Extract Text from Image using Einstein OCR

on

|

views

and

comments

Dear #Trailblazers,

Welcome back, in this blog post we are going to learn how to read Text from the Image using Einstein OCR. Einstein OCR has been made available in Latest release which is Summer 20.

So, let’s start. If you have missed my earlier post about JWT authentication, please go ahead and Read it Here as Einstein Platform API like Einstein OCR using JWT for authentication.

If you are new to this blog post, please refer this link to get an Einstein Platform API account.

Once you have got the Einstein Platform API Account and downloaded the Key file and uploaded the same to Salesforce under file object.
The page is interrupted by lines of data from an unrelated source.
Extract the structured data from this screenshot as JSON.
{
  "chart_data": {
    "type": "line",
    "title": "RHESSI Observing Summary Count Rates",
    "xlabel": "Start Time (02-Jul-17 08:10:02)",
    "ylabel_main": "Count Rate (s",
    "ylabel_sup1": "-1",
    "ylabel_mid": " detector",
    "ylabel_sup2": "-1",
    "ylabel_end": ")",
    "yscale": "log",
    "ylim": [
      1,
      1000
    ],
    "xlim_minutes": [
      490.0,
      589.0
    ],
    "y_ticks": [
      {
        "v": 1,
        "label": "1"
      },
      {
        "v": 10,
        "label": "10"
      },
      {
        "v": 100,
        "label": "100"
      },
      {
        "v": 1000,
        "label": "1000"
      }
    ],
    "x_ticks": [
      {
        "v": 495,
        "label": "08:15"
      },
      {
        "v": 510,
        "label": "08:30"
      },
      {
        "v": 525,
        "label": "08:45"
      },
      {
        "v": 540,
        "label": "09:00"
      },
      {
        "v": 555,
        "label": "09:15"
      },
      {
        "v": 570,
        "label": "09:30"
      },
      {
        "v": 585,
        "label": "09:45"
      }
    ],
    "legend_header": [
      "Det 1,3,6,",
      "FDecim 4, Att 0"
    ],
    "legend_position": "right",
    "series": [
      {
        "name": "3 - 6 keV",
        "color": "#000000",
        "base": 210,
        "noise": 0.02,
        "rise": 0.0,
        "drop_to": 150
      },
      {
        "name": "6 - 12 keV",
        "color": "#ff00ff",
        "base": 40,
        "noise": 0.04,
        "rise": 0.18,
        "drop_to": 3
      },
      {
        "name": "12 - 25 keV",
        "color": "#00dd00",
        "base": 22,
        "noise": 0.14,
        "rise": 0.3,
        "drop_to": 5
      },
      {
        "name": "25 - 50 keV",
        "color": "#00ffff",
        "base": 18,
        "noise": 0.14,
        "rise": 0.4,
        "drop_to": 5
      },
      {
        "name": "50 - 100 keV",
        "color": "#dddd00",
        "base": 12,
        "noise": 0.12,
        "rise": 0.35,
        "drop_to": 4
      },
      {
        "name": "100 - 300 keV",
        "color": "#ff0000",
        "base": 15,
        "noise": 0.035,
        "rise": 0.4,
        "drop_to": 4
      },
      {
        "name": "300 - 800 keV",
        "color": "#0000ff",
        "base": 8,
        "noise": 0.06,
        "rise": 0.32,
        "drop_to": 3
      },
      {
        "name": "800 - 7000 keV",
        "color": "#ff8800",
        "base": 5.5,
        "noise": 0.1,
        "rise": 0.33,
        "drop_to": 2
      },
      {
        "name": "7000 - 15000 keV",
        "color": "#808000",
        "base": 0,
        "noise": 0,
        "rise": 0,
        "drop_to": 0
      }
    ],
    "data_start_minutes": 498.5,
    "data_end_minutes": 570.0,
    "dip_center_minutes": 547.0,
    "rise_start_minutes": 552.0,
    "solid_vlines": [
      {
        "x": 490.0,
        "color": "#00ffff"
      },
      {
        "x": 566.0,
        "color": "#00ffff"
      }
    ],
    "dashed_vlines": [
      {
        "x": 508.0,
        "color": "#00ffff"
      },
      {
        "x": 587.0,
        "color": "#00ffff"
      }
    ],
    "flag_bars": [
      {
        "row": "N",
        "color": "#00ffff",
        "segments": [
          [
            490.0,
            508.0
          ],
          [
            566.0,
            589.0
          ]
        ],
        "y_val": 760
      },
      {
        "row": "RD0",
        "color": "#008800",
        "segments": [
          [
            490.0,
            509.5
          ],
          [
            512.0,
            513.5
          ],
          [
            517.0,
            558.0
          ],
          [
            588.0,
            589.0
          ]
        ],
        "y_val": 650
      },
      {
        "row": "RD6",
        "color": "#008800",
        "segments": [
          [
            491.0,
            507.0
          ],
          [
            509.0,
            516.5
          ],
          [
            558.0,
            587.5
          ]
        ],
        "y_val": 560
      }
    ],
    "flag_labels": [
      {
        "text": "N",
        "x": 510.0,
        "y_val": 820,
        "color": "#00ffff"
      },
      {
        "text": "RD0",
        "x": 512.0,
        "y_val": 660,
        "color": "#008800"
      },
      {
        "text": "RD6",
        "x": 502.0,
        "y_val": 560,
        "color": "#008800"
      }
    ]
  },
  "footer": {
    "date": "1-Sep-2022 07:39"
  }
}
If you want to learn more about how it works here is the API Doc for you

Now, let’s see what are all the required parameter for making the request.

curl -X POST -H "Authorization: Bearer " -F sampleLocation="https://www.publicdomainpictures.net/pictures/240000/velka/emergency-evacuation-route-signpost.jpg" -F modelId="OCRModel" https://api.einstein.ai/v2/vision/ocr

If you see the above URL it takes the below parameters

POSTThis means the request that we will be making to platform API is POST
AuthorizationFor the Authorization, we need to send the token that we can get from here.
sampleLocationThe URL of the Image
sampleBase64ContentThe image content on Base64 Encoded
modelIdThe model that we wanted to use for text reading and accepted values are OCRModel & tabulatev2. Learn more
Endpoint The Service Endpoint which is https://api.einstein.ai/v2/vision/ocr

As we are sending the Image details to the Einstein Platform API, We need to make sure that we are sending the correct values in the Correct format. To send the image we are using “multipart/form-data; charset=”UTF-8” as the Content Type for All the Request. Why we are using this because the image can be either in a URL form or base64 form.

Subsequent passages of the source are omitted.